Radiological Features
General Features
- Characteristically demonstrates evidence of infarcts in various organs due to vaso-occlusion.
- Frequently seen osteopaenia, medullary expansion, and cortical thinning in long bones on plain radiographs due to red marrow hyperplasia.
XR
- Sunburst pattern of periosteal reaction in the skull due to marrow hyperplasia.
- Crew-cut or hair-on-end appearance (rare) and widened diploic space on skull radiographs due to marrow hyperplasia.
- Fish-mouth vertebrae – biconcave endplates on spinal radiographs representing marrow hyperplasia with bone softening
- H-shaped vertebrae – central endplate depressions on spinal radiographs representing small infarcts of the endplates
- Autoinfarcted spleen – may appear as calcified mass in left upper quadrant
- Diametaphyseal infarction – lucent or sclerotic serpiginous/geographic foci
- Epiphyseal infarctions (avascular necrosis) – Most common in humeral & femoral heads. Sclerosis, subchondral fracture, coxa magna
CT
- Non-contrast: May show evidence of infarcts in the brain and other organs.

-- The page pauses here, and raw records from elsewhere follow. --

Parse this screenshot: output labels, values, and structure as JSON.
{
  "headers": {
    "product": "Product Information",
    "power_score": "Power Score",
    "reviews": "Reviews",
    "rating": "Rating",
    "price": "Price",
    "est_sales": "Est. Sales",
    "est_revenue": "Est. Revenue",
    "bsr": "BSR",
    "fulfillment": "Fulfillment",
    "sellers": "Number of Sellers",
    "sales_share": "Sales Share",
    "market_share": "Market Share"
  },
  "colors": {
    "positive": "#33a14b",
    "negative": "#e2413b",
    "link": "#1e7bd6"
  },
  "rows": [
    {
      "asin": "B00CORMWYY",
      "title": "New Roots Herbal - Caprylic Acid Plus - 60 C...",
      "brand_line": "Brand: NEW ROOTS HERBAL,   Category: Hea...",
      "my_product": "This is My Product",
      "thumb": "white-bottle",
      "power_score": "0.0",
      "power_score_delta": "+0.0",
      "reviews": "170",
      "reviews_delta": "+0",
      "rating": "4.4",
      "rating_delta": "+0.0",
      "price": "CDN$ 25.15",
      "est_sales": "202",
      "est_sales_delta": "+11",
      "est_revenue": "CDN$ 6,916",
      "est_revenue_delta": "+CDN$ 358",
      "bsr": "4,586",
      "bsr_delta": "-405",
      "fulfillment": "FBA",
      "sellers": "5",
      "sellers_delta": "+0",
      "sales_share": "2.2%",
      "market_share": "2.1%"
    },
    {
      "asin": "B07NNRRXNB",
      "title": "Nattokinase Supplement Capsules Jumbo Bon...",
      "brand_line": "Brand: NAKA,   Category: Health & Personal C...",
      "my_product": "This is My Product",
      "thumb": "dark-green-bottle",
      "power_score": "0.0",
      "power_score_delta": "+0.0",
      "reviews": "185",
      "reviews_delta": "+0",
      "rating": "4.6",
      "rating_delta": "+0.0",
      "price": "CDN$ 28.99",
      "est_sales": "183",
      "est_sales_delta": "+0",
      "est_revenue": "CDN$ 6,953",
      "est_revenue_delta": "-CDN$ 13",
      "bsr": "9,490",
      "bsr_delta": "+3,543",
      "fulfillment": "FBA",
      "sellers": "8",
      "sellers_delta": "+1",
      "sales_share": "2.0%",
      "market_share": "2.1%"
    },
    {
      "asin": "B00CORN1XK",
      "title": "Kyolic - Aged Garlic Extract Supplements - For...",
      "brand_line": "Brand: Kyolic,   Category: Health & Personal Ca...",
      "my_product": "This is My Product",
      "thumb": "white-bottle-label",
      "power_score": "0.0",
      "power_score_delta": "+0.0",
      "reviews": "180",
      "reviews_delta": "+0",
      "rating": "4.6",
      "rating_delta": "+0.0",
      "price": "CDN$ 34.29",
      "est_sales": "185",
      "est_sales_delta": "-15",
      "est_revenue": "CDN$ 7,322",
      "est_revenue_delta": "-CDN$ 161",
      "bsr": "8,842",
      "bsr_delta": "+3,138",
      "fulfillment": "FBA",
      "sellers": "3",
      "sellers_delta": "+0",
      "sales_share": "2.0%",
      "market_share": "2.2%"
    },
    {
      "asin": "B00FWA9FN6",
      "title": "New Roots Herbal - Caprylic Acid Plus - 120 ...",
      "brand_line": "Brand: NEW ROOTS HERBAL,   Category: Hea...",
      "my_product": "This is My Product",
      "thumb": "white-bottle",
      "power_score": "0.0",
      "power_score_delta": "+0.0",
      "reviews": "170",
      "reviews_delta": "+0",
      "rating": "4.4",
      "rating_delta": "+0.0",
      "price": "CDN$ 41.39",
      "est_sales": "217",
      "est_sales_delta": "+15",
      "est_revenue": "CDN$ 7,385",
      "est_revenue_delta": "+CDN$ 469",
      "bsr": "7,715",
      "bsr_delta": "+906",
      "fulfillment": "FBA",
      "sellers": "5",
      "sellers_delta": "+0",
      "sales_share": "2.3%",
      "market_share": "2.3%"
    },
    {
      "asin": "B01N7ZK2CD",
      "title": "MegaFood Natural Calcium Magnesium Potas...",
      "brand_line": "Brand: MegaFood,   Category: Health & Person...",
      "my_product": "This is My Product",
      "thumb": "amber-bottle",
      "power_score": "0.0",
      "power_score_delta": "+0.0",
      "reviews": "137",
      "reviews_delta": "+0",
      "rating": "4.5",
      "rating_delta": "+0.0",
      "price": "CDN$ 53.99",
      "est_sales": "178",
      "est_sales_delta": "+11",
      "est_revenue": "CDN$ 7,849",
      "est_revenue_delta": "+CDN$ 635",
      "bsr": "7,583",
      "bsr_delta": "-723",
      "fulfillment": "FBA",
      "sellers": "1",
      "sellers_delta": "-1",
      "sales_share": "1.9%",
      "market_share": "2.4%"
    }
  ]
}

- Contrast-enhanced: Liver and spleen may be enlarged. Autoinfarcted spleen may appear as calcified mass in left upper quadrant.
MRI
- Bone infarction: Marrow oedema with thin rim of enhancement around non-enhancing serpignious low signal intensity foci. Double-line sign – alternating bright and dark T2 serpiginous foci of chronic infarctions throughout medullary cavities & epiphyses.
- Osteomyelitis: Geographic, irregular marrow enhancement with contrast
- Red marrow hyperplasia: Bright yellow marrow is replaced by low T1 and intermediate T2 signal in nearly all long bones, with epiphyses and apophyses last to revert. Seen in chronic anaemia.
PET
- Tc-99m Sulfur Colloid: For confirmation of extramedullary haematopoiesis.
Grading and Staging
- WHO Functional Classification for Sickle Cell Disease: Classifies patients into four classes based on symptoms and complications.
Diagnosis
Diagnosis is confirmed by identification of HbS on haemoglobin electrophoresis.
Differential Diagnosis
- Thalassemia: Mediterranean descent, target cells on peripheral smear, confirmed with haemoglobin electrophoresis.
- Autoimmune haemolytic anaemia: Positive direct Coombs test, increased reticulocytes.
Management
- Supportive care: Includes pain management, hydration, and treatment of infections.
- Disease-modifying treatment: Hydroxyurea, blood transfusions, and stem cell transplantation.